Si les troupes coloniales jouissent, puisque combattant pour la France, du prestige dont bénéficient les poilus, auxquels elles sont d’ailleurs parfois associées dans les publicités, elles ne sont pas représentées et considérées de la même manière. À partir du début du XXe siècle, face à la montée des périls en Europe, le recrutement de troupes coloniales s’intensifie en Afrique Noire, considérée comme un potentiel réservoir d’hommes face au danger allemand et à la crise démographique du pays. Dans ce contexte, les Africains noirs, alors perçus comme des sauvages, doivent se transformer en vrais militaires au service de la mère patrie, qui se charge en échange de leur apporter les progrès de la civilisation. Dès lors, il faut « désensauvager » ce soldat, et la chéchia rouge à gland bleu réglementaire est le premier signe d’humanisation par l’armée, pour devenir ensuite le symbole du tirailleur[12]. Dès l’été 1914, les premiers contingents de Sénégalais arrivent à Sète et Marseille pour être envoyés sur la Marne. Puis, dès 1915, l’État-Major a recours au recrutement forcé en Afrique. Dans l’imaginaire collectif émerge la figure du « bon noir », opposée au « fourbe arabe » (ce dernier n’apparaissant dès lors pas, ou si peu, dans les publicités de l’époque). L’Africain, à mi-chemin entre le sauvage et l’homme civilisé, devient ce grand enfant, que l’on doit accompagner vers l’âge adulte qu’est la civilisation. La Grande Guerre fait donc évoluer la vision de l’Africain : combattant désormais pour la France, le noir n’est plus vu comme ce sauvage. La guerre de 1914-1918 a donc marqué un tournant essentiel dans les représentations des colonisés et de l'Empire.

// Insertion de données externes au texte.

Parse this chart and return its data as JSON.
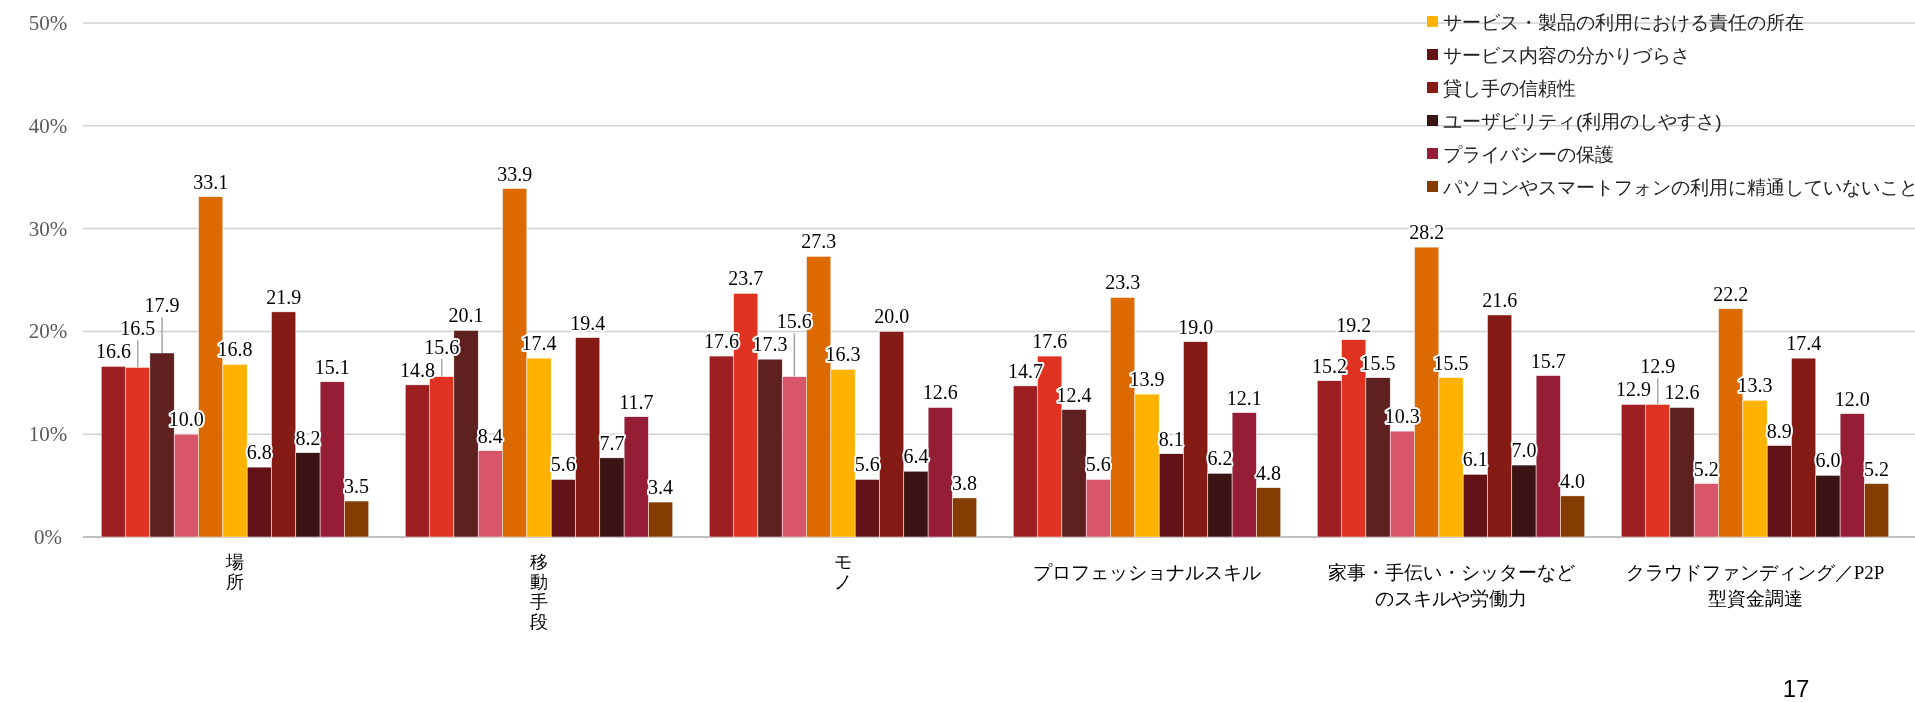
{
  "chart_data": {
    "type": "bar",
    "categories": [
      "場所",
      "移動手段",
      "モノ",
      "プロフェッショナルスキル",
      "家事・手伝い・シッターなどのスキルや労働力",
      "クラウドファンディング／P2P型資金調達"
    ],
    "series": [
      {
        "color": "#9e1f22",
        "values": [
          16.6,
          14.8,
          17.6,
          14.7,
          15.2,
          12.9
        ]
      },
      {
        "color": "#e03220",
        "values": [
          16.5,
          15.6,
          23.7,
          17.6,
          19.2,
          12.9
        ]
      },
      {
        "color": "#5f2020",
        "values": [
          17.9,
          20.1,
          17.3,
          12.4,
          15.5,
          12.6
        ]
      },
      {
        "color": "#d9556a",
        "values": [
          10.0,
          8.4,
          15.6,
          5.6,
          10.3,
          5.2
        ],
        "value_labels": [
          "10.0",
          "8.4",
          "15.6",
          "5.6",
          "10.3",
          "5.2"
        ]
      },
      {
        "color": "#dc6a00",
        "values": [
          33.1,
          33.9,
          27.3,
          23.3,
          28.2,
          22.2
        ]
      },
      {
        "name": "サービス・製品の利用における責任の所在",
        "color": "#ffb300",
        "values": [
          16.8,
          17.4,
          16.3,
          13.9,
          15.5,
          13.3
        ]
      },
      {
        "name": "サービス内容の分かりづらさ",
        "color": "#621217",
        "values": [
          6.8,
          5.6,
          5.6,
          8.1,
          6.1,
          8.9
        ]
      },
      {
        "name": "貸し手の信頼性",
        "color": "#841b14",
        "values": [
          21.9,
          19.4,
          20.0,
          19.0,
          21.6,
          17.4
        ],
        "value_labels": [
          "21.9",
          "19.4",
          "20.0",
          "19.0",
          "21.6",
          "17.4"
        ]
      },
      {
        "name": "ユーザビリティ(利用のしやすさ)",
        "color": "#3b1515",
        "values": [
          8.2,
          7.7,
          6.4,
          6.2,
          7.0,
          6.0
        ],
        "value_labels": [
          "8.2",
          "7.7",
          "6.4",
          "6.2",
          "7.0",
          "6.0"
        ]
      },
      {
        "name": "プライバシーの保護",
        "color": "#951d35",
        "values": [
          15.1,
          11.7,
          12.6,
          12.1,
          15.7,
          12.0
        ],
        "value_labels": [
          "15.1",
          "11.7",
          "12.6",
          "12.1",
          "15.7",
          "12.0"
        ]
      },
      {
        "name": "パソコンやスマートフォンの利用に精通していないこと",
        "color": "#843c00",
        "values": [
          3.5,
          3.4,
          3.8,
          4.8,
          4.0,
          5.2
        ],
        "value_labels": [
          "3.5",
          "3.4",
          "3.8",
          "4.8",
          "4.0",
          "5.2"
        ]
      }
    ],
    "ylim": [
      0,
      50
    ],
    "yticks": [
      {
        "value": 0,
        "label": "0%"
      },
      {
        "value": 10,
        "label": "10%"
      },
      {
        "value": 20,
        "label": "20%"
      },
      {
        "value": 30,
        "label": "30%"
      },
      {
        "value": 40,
        "label": "40%"
      },
      {
        "value": 50,
        "label": "50%"
      }
    ],
    "grid": "y",
    "legend": "top right",
    "data_labels": true,
    "annotations": [
      "17"
    ]
  }
}
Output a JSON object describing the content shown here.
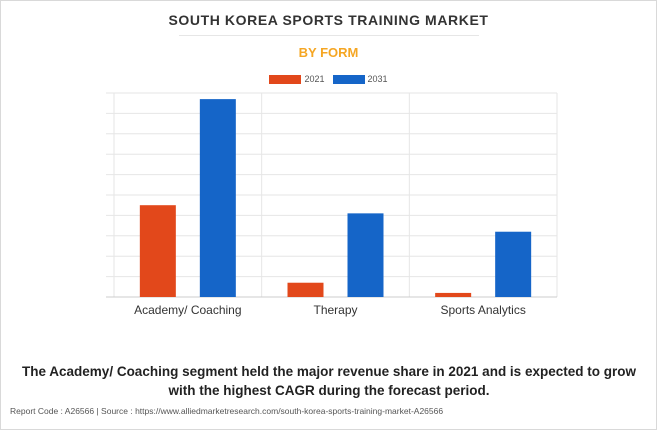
{
  "header": {
    "title": "SOUTH KOREA SPORTS TRAINING MARKET",
    "subtitle": "BY FORM"
  },
  "legend": [
    {
      "label": "2021",
      "color": "#e2481b"
    },
    {
      "label": "2031",
      "color": "#1565c8"
    }
  ],
  "chart_data": {
    "type": "bar",
    "title": "SOUTH KOREA SPORTS TRAINING MARKET",
    "subtitle": "BY FORM",
    "categories": [
      "Academy/ Coaching",
      "Therapy",
      "Sports Analytics"
    ],
    "series": [
      {
        "name": "2021",
        "color": "#e2481b",
        "values": [
          45,
          7,
          2
        ]
      },
      {
        "name": "2031",
        "color": "#1565c8",
        "values": [
          97,
          41,
          32
        ]
      }
    ],
    "ylim": [
      0,
      100
    ],
    "y_tick_count": 10,
    "y_tick_labels_shown": false,
    "grid": true,
    "legend_position": "top-center"
  },
  "footnote": "The Academy/ Coaching segment held the major revenue share in 2021 and is expected to grow with the highest CAGR during the forecast period.",
  "source": "Report Code : A26566  |  Source : https://www.alliedmarketresearch.com/south-korea-sports-training-market-A26566"
}
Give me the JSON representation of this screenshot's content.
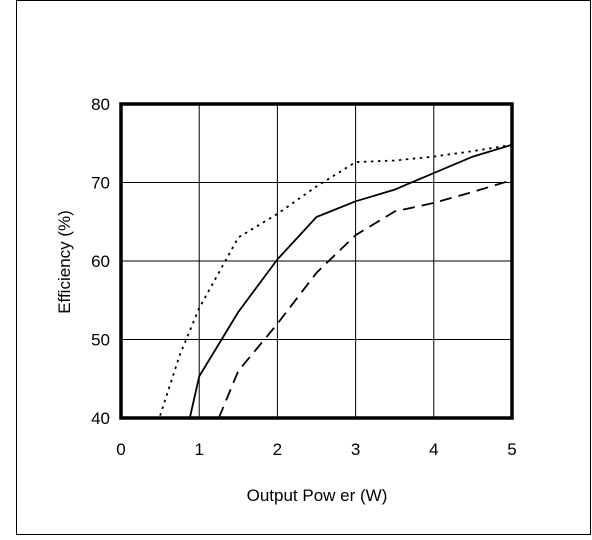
{
  "chart_data": {
    "type": "line",
    "xlabel": "Output Pow er (W)",
    "ylabel": "Efficiency (%)",
    "xlim": [
      0,
      5
    ],
    "ylim": [
      40,
      80
    ],
    "x_ticks": [
      0,
      1,
      2,
      3,
      4,
      5
    ],
    "y_ticks": [
      40,
      50,
      60,
      70,
      80
    ],
    "grid": true,
    "legend": "none",
    "series": [
      {
        "style": "solid",
        "color": "#000000",
        "points": [
          [
            0.88,
            40
          ],
          [
            1.0,
            45.3
          ],
          [
            1.5,
            53.5
          ],
          [
            2.0,
            60.2
          ],
          [
            2.5,
            65.6
          ],
          [
            3.0,
            67.6
          ],
          [
            3.5,
            69.1
          ],
          [
            4.0,
            71.2
          ],
          [
            4.5,
            73.3
          ],
          [
            5.0,
            74.8
          ]
        ]
      },
      {
        "style": "dotted",
        "color": "#000000",
        "points": [
          [
            0.5,
            40.3
          ],
          [
            0.75,
            48
          ],
          [
            1.0,
            54
          ],
          [
            1.5,
            63
          ],
          [
            2.0,
            66
          ],
          [
            2.5,
            69.5
          ],
          [
            3.0,
            72.6
          ],
          [
            3.5,
            72.8
          ],
          [
            4.0,
            73.3
          ],
          [
            4.5,
            74
          ],
          [
            5.0,
            74.8
          ]
        ]
      },
      {
        "style": "dashed",
        "color": "#000000",
        "points": [
          [
            1.25,
            40
          ],
          [
            1.5,
            46
          ],
          [
            2.0,
            52
          ],
          [
            2.5,
            58.5
          ],
          [
            3.0,
            63.3
          ],
          [
            3.5,
            66.3
          ],
          [
            4.0,
            67.4
          ],
          [
            4.5,
            68.8
          ],
          [
            5.0,
            70.3
          ]
        ]
      }
    ]
  }
}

La célèbre publicité de 1915 pour Banania témoigne bien de cette évolution : on y voit le stéréotype du « bon noir », du « grand enfant », personnage naïf, gentil, un peu simplet, mais généreux et puissant. On le perçoit en outre comme loyal, dévoué à la « mère-patrie », doté d’une importante force physique, comme le montre la publicité pour le Dentol parue dans L’Illustration du 24 juillet 1915, montrant un tirailleur, grand sourire aux lèvres, s’élançant à la poursuite d’un soldat allemand. Les représentations physiques demeurent pour leur part très stéréotypées : le noir reste représenté avec des yeux immenses, des lèvres lippues, dents toutes dehors, nez exagérément épaté, le tout accentué par le langage « petit nègre », signe évident de son « infériorité » ; on insiste et accentue l’altérité, en la rendant presque monstrueuse. Cette représentation stéréotypée du noir, au niveau du physique comme du langage, ressort très bien dans la publicité Dentol parue dans le Petit Parisien le 13 mai 1916. Le langage « petit nègre » est ainsi bien présent : « Li, peau blanche, manger pain K.K., plus de dents. Moi, peau noire, dents blanches, grâce au Dentol ». Cette publicité accentue aussi les traits physiques associés aux noirs, tout comme la publicité pour l’Urodonal parue dans Fantasio le 1er novembre 1916, qui représente encore une fois un noir toutes dents dehors, aux yeux écarquillés. La publicité reflète donc bien les visions paternalistes et racistes de la société française de l’époque, ainsi que l’évolution de l’image de l’Africain, passé du statut de « sauvage » à celui de « bon noir » par sa participation à la guerre.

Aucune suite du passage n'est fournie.